Bound Threads
Wolfgang Thaller
wolfgang.thaller at gmx.net
Fri Mar 14 07:24:19 EST 2003
> I have just spend some time reading through all the discussions and the
> new "threads" document and I would like to propose the addition of a
> new library function.
>
>> forkOS :: IO () -> IO ThreadID
Something like that is already in the proposal, only it's currently
called forkBoundThread and it doesn't return the ThreadID (that can be
changed, though).
> With this, I also propose that "forkIO" always runs a Haskell thread
> in the same OS thread that the current Haskell thread runs in.

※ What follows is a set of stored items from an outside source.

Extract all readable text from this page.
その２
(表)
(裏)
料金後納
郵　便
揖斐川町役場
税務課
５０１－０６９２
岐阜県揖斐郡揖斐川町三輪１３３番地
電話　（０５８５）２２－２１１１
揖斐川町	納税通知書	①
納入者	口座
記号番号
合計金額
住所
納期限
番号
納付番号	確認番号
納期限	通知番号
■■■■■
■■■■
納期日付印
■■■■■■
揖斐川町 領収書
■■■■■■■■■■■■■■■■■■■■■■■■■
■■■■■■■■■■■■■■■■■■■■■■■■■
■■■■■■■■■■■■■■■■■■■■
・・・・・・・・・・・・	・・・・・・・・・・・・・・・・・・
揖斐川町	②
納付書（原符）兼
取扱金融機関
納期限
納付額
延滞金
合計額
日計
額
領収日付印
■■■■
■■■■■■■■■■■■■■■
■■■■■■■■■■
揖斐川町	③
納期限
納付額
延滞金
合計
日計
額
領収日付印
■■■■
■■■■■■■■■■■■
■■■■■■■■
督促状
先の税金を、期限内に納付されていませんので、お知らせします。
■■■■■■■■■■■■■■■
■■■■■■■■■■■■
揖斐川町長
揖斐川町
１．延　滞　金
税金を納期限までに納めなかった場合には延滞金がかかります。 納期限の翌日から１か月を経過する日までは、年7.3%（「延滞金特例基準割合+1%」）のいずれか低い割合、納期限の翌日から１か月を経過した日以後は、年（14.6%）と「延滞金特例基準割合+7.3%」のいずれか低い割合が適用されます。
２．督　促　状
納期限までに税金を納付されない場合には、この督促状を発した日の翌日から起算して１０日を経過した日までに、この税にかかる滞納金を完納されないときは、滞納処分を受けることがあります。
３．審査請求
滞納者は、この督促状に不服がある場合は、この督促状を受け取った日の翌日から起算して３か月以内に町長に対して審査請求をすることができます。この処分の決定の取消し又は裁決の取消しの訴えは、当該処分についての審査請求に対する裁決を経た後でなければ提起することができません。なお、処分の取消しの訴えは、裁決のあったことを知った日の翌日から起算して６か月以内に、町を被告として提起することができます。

> (i.e. "forkIO": same OS thread, "forkOS": new OS thread)
In the proposal we wrote:
"The specification shouldn’t explicitly require lightweight “green”
threads
to exist. The specification should be implementable in a simple and
obvious
way in haskell systems that always use a 1:1 correspondence between
Haskell threads and OS threads."
The idea was that lightweight ("green") threads are an optimization
only (do they have any other advantage?), not a language feature, and
that implementations of Haskell should not be forced to support a
complex thread management system.
Your proposal obviously contradicts this.
What is the advantage of explicitly requiring one OS thread to execute
(the foreign calls made by) several Haskell threads?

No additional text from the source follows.